The Commandments of Entrepreneurship


The final caveat is that the Ten Commandments, even followed to the letter, will not automatically make you rich, beautiful, handsome, fulfilled, or whatever. I wish it could be otherwise, but the record indicates that the primary requirements for success are an identifiable and receptive market, a better product or service, sufficient capital, a balanced team to lead the way, tenacity, and thoughtful timing, which some people call luck. The Ten Commandments do aim to help you weave the ingredients you need together in a pragmatic way and to avoid some of the more common operating mistakes entrepreneurs tend to make during the early years. This is when young companies lack momentum and are still vulnerable to sudden failure from stockholder squabbles, unclear objectives, a short-term negative cash flow, or a shortage of functional talent.
Commandments One, Two, and Three cover start-up issues: Who should be involved? What do you hope to accomplish? Who is going to buy what you are selling? Answers to these questions can save many a false start and point the way to creating a rock-like foundation for your new enterprise . . . if it's justified.
Commandment Four includes a Guide to Preparing a Business Plan. If you wish to build a business of any complexity at all, you should have a written plan. If you wish to attract outside money from people other than your friends and relatives, you must have a written plan. If you want to maximize your chances for building a viable, money-making enterprise without ruining your health and reputation in the process, you will have a written plan that has been critiqued by competent individuals whose opinions you respect.
Commandments Five through Eight deal with day-to-day operating matters required to implement a written plan. Staffing, rewarding people, extending the company, and paying the bills as you go are like blocking, passing, running, and tackling in football. The team that executes well will tend to win its share of games.
Finally, Commandments Nine and Ten are aimed at extending the lifetime of the enterprise, its longevity. Professionalism leads to a reasonable level of detachment in the vocational matters at hand. Entrepreneurship is equated with sweat equity--unyielding dedication that often leads to a merging of the identities of the founder(s) and the enterprise itself. Such a merging sometimes makes for certain efficiencies, but it almost always limits a growth company over the longer run. An entrepreneur faces a choice when her or his enterprise actually grows: she or he either change to meet the new requirements of the enterprise, or she or he can work harder and hope. Knowing when and how to change requires at least a half-an-arm's-length relationship with the budding business entity itself. The company is the company; you are you. They are not the same entity. Working from a proper business plan (Commandment Four) can help maintain this separation.
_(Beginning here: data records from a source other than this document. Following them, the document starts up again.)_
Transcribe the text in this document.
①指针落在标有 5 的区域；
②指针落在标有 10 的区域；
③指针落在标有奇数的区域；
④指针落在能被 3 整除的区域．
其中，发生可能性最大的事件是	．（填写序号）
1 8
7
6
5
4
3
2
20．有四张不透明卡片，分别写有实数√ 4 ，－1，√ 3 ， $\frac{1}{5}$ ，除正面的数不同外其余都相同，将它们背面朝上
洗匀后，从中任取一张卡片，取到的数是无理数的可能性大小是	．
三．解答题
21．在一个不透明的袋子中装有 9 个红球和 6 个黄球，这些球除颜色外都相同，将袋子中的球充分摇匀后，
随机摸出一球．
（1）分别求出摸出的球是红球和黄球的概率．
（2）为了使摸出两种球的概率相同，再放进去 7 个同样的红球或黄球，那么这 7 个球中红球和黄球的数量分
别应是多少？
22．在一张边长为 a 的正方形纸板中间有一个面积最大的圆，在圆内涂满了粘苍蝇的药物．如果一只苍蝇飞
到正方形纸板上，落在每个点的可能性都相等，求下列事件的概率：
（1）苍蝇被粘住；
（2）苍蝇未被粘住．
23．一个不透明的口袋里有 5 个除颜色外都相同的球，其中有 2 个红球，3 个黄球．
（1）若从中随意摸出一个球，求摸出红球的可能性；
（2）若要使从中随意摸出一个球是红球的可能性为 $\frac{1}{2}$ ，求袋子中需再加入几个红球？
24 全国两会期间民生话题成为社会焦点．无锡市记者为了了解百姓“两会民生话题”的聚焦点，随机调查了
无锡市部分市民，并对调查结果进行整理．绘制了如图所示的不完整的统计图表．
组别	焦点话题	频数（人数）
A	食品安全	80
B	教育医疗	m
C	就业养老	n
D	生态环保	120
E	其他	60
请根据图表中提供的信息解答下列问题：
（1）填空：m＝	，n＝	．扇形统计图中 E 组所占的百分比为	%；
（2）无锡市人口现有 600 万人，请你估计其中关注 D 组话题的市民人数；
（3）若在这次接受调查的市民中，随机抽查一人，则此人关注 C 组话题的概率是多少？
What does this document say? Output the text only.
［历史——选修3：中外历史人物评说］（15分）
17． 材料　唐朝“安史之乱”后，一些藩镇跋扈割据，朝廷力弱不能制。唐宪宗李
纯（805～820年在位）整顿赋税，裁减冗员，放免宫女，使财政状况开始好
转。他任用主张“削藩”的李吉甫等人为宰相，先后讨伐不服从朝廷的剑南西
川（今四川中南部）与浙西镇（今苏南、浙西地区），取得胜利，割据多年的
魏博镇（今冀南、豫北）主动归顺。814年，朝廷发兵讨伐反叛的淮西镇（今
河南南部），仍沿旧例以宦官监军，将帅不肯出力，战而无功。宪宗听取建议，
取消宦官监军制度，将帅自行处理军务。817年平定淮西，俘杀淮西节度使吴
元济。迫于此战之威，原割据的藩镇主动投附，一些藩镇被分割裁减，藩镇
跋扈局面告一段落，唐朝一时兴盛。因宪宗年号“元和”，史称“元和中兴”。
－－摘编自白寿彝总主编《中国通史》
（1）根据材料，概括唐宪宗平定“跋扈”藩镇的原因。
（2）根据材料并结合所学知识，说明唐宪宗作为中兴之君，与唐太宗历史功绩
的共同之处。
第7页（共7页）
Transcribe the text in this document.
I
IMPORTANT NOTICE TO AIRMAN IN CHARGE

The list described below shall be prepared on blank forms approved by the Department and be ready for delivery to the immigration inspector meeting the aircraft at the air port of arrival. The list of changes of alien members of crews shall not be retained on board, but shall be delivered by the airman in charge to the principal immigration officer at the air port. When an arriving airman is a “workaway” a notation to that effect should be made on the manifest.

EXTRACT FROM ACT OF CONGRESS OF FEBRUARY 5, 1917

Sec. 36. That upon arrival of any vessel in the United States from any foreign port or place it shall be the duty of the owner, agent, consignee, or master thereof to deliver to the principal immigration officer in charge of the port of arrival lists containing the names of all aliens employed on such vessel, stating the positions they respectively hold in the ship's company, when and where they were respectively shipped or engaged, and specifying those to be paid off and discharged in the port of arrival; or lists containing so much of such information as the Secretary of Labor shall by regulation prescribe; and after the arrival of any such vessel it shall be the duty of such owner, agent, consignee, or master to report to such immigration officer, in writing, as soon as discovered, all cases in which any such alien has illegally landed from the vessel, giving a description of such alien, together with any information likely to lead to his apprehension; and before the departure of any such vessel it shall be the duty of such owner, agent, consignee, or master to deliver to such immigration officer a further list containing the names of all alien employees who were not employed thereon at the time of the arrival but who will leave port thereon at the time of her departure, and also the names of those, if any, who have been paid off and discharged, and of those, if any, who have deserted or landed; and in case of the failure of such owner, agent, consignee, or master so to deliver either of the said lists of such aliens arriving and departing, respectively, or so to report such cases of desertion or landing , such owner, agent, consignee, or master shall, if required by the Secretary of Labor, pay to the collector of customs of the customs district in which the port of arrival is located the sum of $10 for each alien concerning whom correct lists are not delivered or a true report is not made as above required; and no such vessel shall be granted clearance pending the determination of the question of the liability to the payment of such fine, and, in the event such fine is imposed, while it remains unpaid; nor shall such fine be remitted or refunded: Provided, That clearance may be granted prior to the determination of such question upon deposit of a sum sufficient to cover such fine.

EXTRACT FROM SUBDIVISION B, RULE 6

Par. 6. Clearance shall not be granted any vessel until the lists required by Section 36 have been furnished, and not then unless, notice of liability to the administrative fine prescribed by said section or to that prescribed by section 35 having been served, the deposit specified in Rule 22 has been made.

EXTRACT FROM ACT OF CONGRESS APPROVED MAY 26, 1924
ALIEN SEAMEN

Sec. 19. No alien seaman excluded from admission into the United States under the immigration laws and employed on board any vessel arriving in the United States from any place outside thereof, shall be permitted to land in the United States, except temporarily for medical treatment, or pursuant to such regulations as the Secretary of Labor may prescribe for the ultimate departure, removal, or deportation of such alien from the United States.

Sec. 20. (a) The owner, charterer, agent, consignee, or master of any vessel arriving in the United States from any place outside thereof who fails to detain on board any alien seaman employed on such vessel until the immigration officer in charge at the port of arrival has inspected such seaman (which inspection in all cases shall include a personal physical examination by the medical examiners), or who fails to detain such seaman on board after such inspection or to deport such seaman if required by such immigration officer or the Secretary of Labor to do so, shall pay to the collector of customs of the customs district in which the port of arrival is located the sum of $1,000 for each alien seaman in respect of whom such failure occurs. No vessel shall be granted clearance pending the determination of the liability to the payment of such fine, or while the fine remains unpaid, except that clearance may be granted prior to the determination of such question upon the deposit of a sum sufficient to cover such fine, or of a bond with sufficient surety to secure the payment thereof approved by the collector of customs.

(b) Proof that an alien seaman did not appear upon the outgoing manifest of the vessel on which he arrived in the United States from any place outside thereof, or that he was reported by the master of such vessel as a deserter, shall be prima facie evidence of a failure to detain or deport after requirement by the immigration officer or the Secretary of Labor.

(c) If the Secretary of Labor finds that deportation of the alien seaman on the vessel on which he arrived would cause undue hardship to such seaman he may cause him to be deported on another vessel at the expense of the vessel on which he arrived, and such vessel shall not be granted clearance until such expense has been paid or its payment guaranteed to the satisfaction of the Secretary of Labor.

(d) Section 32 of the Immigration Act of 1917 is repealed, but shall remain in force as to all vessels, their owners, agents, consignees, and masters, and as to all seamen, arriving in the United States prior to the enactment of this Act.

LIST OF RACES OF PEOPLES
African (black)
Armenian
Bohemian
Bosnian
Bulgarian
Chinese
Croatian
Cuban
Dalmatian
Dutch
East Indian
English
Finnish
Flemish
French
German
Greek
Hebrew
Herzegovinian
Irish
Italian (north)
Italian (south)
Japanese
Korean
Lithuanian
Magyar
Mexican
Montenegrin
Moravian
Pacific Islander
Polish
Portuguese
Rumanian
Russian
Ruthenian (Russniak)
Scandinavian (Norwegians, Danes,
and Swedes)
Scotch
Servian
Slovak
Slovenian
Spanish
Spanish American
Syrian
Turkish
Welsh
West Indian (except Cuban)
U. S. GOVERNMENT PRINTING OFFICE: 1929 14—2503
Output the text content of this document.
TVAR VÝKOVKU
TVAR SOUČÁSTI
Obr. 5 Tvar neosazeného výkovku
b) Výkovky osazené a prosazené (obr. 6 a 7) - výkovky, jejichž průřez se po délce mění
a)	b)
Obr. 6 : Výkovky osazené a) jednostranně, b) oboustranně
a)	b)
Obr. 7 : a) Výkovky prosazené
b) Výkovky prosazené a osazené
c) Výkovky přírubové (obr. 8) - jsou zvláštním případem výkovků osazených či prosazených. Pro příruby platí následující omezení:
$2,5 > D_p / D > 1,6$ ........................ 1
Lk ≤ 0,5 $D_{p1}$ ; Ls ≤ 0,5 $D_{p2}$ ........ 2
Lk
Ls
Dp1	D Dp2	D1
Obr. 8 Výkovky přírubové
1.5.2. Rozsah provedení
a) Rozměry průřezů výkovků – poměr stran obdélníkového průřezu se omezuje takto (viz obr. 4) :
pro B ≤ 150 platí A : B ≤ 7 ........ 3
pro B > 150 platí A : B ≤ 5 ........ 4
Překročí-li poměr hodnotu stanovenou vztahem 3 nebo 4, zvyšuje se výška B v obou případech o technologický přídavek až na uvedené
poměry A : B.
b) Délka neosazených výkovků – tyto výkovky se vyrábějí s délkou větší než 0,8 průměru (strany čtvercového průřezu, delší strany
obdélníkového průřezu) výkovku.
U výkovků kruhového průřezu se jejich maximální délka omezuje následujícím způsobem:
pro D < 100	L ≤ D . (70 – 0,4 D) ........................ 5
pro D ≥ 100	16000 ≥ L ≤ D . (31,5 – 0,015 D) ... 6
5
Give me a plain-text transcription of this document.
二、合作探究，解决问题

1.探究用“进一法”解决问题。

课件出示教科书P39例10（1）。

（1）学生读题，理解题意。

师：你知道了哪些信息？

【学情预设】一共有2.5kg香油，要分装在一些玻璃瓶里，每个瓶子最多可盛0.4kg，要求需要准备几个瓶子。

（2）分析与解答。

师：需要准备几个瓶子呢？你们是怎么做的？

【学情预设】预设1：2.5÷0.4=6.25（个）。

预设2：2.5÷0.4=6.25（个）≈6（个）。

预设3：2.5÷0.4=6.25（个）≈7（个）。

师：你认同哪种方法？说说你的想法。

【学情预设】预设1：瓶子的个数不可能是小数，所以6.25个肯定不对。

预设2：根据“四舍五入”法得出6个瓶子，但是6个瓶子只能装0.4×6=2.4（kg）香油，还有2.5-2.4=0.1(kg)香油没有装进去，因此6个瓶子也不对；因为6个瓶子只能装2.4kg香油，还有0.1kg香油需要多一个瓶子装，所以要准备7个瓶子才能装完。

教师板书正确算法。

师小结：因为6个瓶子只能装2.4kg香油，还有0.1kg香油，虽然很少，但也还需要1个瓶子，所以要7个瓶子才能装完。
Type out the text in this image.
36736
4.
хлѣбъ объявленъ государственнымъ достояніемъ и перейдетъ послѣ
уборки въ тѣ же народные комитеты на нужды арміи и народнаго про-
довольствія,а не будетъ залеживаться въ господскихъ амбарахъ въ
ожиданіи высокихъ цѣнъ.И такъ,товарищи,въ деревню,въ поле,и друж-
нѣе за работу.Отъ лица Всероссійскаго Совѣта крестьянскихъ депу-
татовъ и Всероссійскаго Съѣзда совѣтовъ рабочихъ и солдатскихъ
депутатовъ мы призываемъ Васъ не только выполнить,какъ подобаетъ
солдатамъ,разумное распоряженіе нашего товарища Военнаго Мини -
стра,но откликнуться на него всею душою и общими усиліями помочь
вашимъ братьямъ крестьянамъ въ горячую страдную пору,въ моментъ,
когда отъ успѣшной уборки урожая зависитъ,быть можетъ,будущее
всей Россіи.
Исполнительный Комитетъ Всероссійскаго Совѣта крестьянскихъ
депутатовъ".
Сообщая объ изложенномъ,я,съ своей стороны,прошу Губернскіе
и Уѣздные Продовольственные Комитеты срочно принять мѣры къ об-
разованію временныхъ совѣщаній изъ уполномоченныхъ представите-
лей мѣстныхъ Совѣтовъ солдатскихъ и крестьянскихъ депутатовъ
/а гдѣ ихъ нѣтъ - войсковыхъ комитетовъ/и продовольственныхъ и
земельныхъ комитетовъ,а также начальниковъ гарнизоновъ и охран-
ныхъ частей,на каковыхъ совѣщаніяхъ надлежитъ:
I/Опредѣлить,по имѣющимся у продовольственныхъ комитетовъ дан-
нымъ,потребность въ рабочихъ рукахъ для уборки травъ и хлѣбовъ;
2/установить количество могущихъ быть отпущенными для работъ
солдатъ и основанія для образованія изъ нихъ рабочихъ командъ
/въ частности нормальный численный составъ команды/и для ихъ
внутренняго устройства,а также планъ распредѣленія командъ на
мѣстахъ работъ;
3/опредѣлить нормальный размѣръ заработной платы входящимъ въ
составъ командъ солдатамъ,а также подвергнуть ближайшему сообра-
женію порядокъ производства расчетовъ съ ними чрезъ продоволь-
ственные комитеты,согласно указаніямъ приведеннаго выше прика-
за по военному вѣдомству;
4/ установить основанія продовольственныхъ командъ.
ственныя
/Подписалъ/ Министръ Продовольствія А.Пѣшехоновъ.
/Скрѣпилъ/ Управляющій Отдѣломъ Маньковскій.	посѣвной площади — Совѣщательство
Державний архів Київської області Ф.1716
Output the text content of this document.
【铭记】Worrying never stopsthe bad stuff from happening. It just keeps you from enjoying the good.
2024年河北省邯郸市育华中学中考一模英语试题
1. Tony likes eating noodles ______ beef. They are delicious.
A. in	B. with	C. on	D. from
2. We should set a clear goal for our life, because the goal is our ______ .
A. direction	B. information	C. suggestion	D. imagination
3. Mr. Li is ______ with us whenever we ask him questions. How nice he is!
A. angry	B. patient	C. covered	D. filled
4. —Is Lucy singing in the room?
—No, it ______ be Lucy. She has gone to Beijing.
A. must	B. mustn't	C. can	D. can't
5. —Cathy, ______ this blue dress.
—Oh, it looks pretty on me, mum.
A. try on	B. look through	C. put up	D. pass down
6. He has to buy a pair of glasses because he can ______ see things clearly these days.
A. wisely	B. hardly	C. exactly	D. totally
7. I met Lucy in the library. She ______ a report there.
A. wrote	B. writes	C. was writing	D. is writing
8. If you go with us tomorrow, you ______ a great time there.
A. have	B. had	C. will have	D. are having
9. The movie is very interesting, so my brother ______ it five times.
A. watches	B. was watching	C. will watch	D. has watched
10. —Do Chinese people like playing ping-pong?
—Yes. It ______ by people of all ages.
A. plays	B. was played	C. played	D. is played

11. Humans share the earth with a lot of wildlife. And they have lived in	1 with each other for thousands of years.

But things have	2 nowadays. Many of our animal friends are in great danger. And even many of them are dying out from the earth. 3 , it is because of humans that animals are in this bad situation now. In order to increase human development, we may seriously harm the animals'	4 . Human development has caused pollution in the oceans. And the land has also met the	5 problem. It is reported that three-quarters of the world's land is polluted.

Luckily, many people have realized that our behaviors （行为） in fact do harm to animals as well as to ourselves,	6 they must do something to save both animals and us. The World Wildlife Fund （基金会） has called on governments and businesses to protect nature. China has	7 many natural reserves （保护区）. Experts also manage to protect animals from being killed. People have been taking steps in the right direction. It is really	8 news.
Just a few last words on philosophy. To some extent, entrepreneuring is a lifestyle choice. Many of the high-rise company founders, officers, and venture capitalists who contributed ideas to this book are people who started companies, built them, sold them, rested a bit, and started over again. But I see more and more cases where founders stay on board, adapt to success, and keep on innovating. The net effect is more entreprenuing in established companies--a good trend. This does not in any way diminish the need and opportunity for the classic soloist; it just enlarges the doorway to the legitimate entrepreneur's club.
It's a fine club. Entrepreneuring is a spirited way of life. These Ten Commandments are aimed at expanding the membership.